There was a chapel at Netherhampton in 1564, when its parish was united with Wilton.

The church of St Catherine was rebuilt, except for its 18th-century tower, in 1876–7 by William Butterfield. The tower is in Flemish bond brick with a shingled roof, while the rest is built in limestone and flint chequers under a tiled roof.
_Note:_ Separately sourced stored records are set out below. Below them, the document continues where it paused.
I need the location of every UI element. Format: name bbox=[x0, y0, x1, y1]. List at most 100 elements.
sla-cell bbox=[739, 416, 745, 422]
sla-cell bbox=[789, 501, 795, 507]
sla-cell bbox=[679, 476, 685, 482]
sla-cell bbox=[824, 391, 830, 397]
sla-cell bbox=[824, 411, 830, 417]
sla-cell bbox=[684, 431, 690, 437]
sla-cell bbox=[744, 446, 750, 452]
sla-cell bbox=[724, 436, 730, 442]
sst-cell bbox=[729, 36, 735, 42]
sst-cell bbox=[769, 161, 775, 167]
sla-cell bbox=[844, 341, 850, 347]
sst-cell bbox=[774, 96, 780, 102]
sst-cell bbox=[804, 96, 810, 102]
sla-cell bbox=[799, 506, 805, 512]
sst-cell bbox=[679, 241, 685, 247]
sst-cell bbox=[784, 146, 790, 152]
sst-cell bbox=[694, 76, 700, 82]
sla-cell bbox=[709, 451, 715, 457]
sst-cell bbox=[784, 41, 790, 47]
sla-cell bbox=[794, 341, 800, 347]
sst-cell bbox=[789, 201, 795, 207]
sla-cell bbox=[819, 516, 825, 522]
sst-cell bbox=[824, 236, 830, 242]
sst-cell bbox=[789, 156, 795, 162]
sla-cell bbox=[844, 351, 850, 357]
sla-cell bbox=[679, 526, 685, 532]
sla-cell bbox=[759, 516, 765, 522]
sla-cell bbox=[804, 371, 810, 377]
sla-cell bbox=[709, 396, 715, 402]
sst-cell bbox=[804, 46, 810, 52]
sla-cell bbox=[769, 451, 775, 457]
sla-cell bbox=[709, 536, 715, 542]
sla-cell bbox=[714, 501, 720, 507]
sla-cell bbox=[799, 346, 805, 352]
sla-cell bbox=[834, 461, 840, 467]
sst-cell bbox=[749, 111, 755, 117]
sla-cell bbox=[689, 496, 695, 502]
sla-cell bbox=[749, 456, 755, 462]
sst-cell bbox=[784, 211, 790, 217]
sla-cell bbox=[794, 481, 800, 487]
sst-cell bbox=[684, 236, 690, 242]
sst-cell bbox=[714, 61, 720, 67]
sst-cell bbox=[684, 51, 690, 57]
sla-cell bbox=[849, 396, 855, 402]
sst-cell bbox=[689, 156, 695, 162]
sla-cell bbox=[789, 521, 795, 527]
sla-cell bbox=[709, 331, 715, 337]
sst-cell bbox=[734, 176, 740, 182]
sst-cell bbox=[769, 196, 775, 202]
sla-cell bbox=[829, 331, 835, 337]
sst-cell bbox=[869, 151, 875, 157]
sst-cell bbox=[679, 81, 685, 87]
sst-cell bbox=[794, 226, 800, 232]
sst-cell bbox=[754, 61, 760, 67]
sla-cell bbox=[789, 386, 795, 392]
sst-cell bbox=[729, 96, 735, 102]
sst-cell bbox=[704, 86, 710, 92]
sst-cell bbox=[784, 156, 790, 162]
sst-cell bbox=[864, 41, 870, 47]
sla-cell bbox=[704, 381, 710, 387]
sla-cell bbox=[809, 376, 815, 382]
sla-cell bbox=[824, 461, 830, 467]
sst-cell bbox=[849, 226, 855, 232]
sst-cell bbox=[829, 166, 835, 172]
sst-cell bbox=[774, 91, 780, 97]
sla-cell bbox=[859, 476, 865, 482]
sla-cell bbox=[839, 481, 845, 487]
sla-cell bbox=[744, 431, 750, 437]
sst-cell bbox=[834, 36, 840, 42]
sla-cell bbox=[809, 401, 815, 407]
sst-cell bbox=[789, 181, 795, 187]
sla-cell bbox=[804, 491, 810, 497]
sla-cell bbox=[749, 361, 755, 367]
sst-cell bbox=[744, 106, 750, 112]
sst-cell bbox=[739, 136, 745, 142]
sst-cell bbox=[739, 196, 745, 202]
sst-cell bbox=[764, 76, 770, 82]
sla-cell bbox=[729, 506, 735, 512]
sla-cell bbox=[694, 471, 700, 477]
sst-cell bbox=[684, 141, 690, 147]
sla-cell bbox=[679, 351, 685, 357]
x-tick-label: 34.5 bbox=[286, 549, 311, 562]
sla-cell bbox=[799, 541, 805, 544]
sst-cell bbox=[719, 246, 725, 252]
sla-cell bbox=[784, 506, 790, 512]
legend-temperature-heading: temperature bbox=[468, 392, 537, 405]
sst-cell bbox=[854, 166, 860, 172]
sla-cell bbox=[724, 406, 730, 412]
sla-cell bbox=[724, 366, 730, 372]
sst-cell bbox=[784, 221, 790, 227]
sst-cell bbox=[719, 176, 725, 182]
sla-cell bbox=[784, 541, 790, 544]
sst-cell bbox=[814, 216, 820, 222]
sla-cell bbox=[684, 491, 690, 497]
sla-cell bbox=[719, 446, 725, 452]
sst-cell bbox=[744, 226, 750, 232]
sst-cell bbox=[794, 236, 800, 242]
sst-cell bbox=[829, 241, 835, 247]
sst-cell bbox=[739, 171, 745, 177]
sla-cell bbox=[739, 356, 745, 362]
Inside, the pews and octagonal stone font are by Butterworth, and the east window is by Gibbs.

Since 1972 the parish name has been Wilton with Netherhampton and Fugglestone.

==Geography==
The northern part of the parish has water meadows and the River Nadder. The village is bypassed by the A3094 road which links Quidhampton with Harnham, providing a southwestern ring road for Salisbury. Unlike the rest of the Salisbury ring road that is formed of the A36, the A3094 runs through the outer suburbs of Salisbury rather than encircling the city centre. To the west the parish borders the Wilton House estate.

To the east was the ancient parish of West Harnham, separated from Netherhampton by the route of a Roman road. When West Harnham parish was abolished in 1934, its land outside the Salisbury built-up area was transferred to Netherhampton. In 1954 the urban boundary was extended to bring the expanded built-up area into Salisbury; since then development has spread further into Netherhampton parish, bringing housing and a business park. The southern part of the parish has farmland.

==Amenities==
The village pub, the Victoria and Albert, is a 17th-century cottage extended in the 18th. To the south of the village are a golf club (Salisbury and South Wilts), a garden centre and Salisbury Racecourse.